Ketika engkau berihram, apakah engkau bertekad mengharamkan atas dirimu semua yang diharamkan oleh Allah? Ketika engkau menuju Makkah, apakah engkau berniat untuk berjalan menuju Allah? Ketika engkau memasuki Masjidil Haram, apakah engkau berniat untuk menghormati hak-hak orang lain dan tidak akan menggunjingkan sesama umat Islam? Ketika engkau sa’i, apakah engkau merasa sedang lari menuju Tuhan di antara cemas dan harap? Ketika engkau wukuf di Arafah, adakah engkau merasakan bahwa Allah mengetahui segala kejahatan yang kau sembunyikan dalam hatimu? Ketika engkau berangkat ke Mina, apakah engkau bertekad untuk tidak mengganggu orang lain dengan lidahmu, tanganmu dan hatimu?
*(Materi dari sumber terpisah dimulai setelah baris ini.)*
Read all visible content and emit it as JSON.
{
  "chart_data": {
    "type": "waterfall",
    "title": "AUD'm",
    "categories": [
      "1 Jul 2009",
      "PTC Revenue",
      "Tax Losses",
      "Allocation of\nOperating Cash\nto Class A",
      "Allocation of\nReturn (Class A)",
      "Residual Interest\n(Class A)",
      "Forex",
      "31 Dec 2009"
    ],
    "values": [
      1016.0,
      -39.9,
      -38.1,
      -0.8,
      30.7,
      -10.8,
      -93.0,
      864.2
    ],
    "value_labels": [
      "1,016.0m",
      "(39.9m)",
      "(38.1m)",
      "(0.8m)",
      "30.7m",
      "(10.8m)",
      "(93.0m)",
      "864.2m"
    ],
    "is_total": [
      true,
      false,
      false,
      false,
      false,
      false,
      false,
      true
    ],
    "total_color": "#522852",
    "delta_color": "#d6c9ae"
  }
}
Dan ketika engkau melempar jumrah, apakah engkau berniat memerangi iblis selama sisa hidupmu?
Ketika untuk semua pertanyaan itu al-Syibli menjawab ‘tidak’, Zainal Abidin mengeluh, “Ah…, engkau belum ke miqat, belum ihram, belum thawaf, belum sa’i, belum wuquf, dan belum sampai ke Mina.” Al-Syibli menangis. Pada tahun berikutnya dia berniat merevisi (manasik) hajinya.
Dalam manasik keluarga Nabi SAW., yang menjadi persoalan bukan lagi kemampuan untuk mendapatkan bekal dan kendaraan, tetapi kesanggupan meninggalkan rumah-rumah kita yang kotor supaya beristirahat di Rumah Allah yang suci. Bila berhasil, berarti anda mabrur.
Beberapa persoalan besar yang dihadapi bangsa Indonesia, kini dan di masa depan, terutama sekali yang terkait dengan penegakan moral bangsa, perlu mendapat refleksi sebagai berikut :
Pertama, penegakan hukum dalam pemberantasan KKN
Salah satu agenda reformasi yang masih terus harus diberantas hingga hari ini adalah KKN (korupsi, kolusi, dan nepotisme).
Persoalan Korupsi
Ketika beberapa orang sahabat, yang sebelumnya ditugasi oleh Rasulullah SAW memungut zakat di suatu daerah, pulang dari melakukan tugas, mereka selain membawa zakat, juga membawa harta benda yang diberikan oleh penduduk setempat sebagai hadiah. Ketika hadiah ini dilaporkan kepada Rasulullah SAW, beliau bersabda (dalam bentuk bertanya) : apakah kalau kamu datang ke sana tidak dalam posisi sebagai pemungut zakat (pejabat), kamu akan diberikan hadiah seperti ini? Jawab mereka : tidak, ya Rasulullah. Kalau begitu ini adalah pemberian yang terkait dengan jabatanmu. Kemudian Rasulullah memerintahkan agar hadiah itu dikumpulkan dan dimasukkan ke Bait al-Mal (Kas Negara).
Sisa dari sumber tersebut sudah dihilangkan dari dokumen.